BUILD AN AGENT CLIENT (a "concierge") — a pi/claude session pointed at looop:
have it `_ wait`, relay pending asks to you in plain language, `_ answer` your
reply, and edit goals/PLAYBOOK via the write verbs. It interfaces; looop decides.
WORKER CONTRACT (auto-injected into every worker — for reference)
A worker that needs a human decision runs ONE blocking call and waits:
answer=$("$LOOOP_BIN" _ ask "$LOOOP_SESSION_ID" --prompt "…" [--ref P] [--options a,b])
It needs no terminal/attach — `ask` returns when answered (a client replies via
`looop _ answer`). Workers write only to claims/, reports/ and their own code
sandbox; they end themselves with `_ kill`, lease shared resources with
`_ claim`/`_ unclaim`, and self-report spend with `_ cost`.
CODE / CONFIG / DATA are cleanly separated (all overridable by env)
EXEC this one binary the program (portable)
CONFIG <DATA>/config.json one file: runner wiring
└ override with $LOOOP_CONFIG (seeded inline if absent)
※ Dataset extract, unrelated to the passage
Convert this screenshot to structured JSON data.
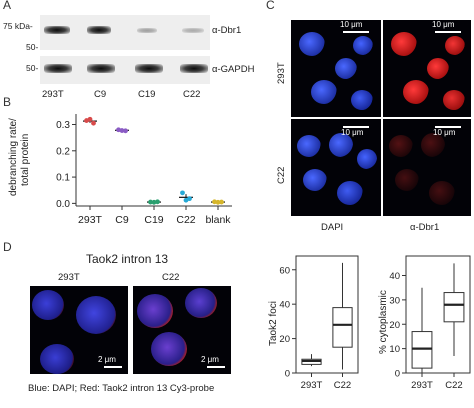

A runner needs TWO commands — `tick` (run one disposable decide move,
prompt on stdin) and `interactive` (launch a worker session;
`{{prompt_file}}` is its brief). Optional: `interval` (cadence),
`max_daily_usd` (budget breaker), `session_ttl` (corpse retention).
DATA ${XDG_STATE_HOME:-~/.local/state}/looop/ the file-based backend
└ override with $LOOOP_DATA_DIR
PLAYBOOK.md goals/ journal.md sensors/*.sh <- durable memory
asks/ answers/ <- the worker <-> human mailbox (surfaced by clients)
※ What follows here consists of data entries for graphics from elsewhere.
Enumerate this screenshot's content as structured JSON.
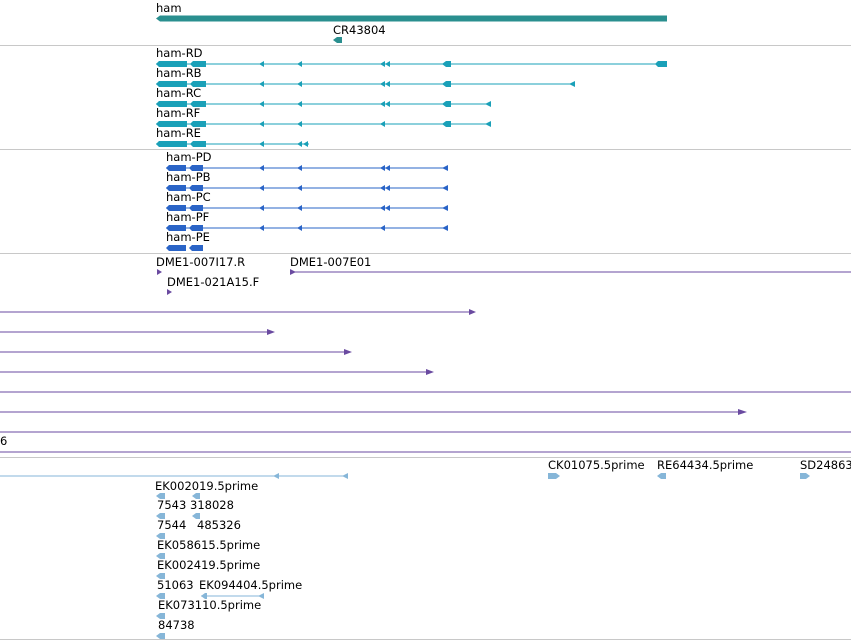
{
  "colors": {
    "gene": "#2a8f8f",
    "transcript": "#1aa0b8",
    "protein": "#2a64c7",
    "clone": "#6a4aa0",
    "est": "#86b6d8",
    "divider": "#c8c8c8",
    "text": "#000000"
  },
  "gene": {
    "label": "ham"
  },
  "ncrna": {
    "label": "CR43804"
  },
  "transcripts": [
    {
      "label": "ham-RD"
    },
    {
      "label": "ham-RB"
    },
    {
      "label": "ham-RC"
    },
    {
      "label": "ham-RF"
    },
    {
      "label": "ham-RE"
    }
  ],
  "proteins": [
    {
      "label": "ham-PD"
    },
    {
      "label": "ham-PB"
    },
    {
      "label": "ham-PC"
    },
    {
      "label": "ham-PF"
    },
    {
      "label": "ham-PE"
    }
  ],
  "clones": {
    "label_1": "DME1-007I17.R",
    "label_2": "DME1-007E01",
    "label_3": "DME1-021A15.F",
    "label_cut": "6"
  },
  "ests": {
    "top_labels": [
      "CK01075.5prime",
      "RE64434.5prime",
      "SD24863"
    ],
    "rows": [
      {
        "label": "EK002019.5prime"
      },
      {
        "label": "7543",
        "label2": "318028"
      },
      {
        "label": "7544",
        "label2": "485326"
      },
      {
        "label": "EK058615.5prime"
      },
      {
        "label": "EK002419.5prime"
      },
      {
        "label": "51063",
        "label2": "EK094404.5prime"
      },
      {
        "label": "EK073110.5prime"
      },
      {
        "label": "84738"
      }
    ]
  }
}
snapshots/ runs/ .lock .last-tick-hash .tick-backoff <- scratch
reports/ <- worker deliverables a human reads (persist)
sessions/<id>/ <- worker + pulse sessions (babysit state, per
profile; auto-reaped after session_ttl, 3d).
This layout is the current backend, reached THROUGH the contract — not
a public interface. Steer with the verbs, not by writing these files.
BOOTSTRAP
A fresh data dir is seeded once with a starter PLAYBOOK + goals/setup.md +
goals/playbook-daily.md + sensors/today.sh, all embedded in this binary. The
starter goal's top priority is for looop to invite you (via a journal note a
client surfaces) to configure it, then rewrite the seed into your real goals +
PLAYBOOK.
DEPENDENCIES
Just the configured agent CLI (claude or pi) — used BOTH for looop's per-beat
decide (`tick`) and to launch workers (and, if you run one, an agent client).
Session management (babysit) is LINKED IN as a library and runs in-process; no
babysit binary is required. A worker that touches code makes its own sandbox
(box if available, else git worktree).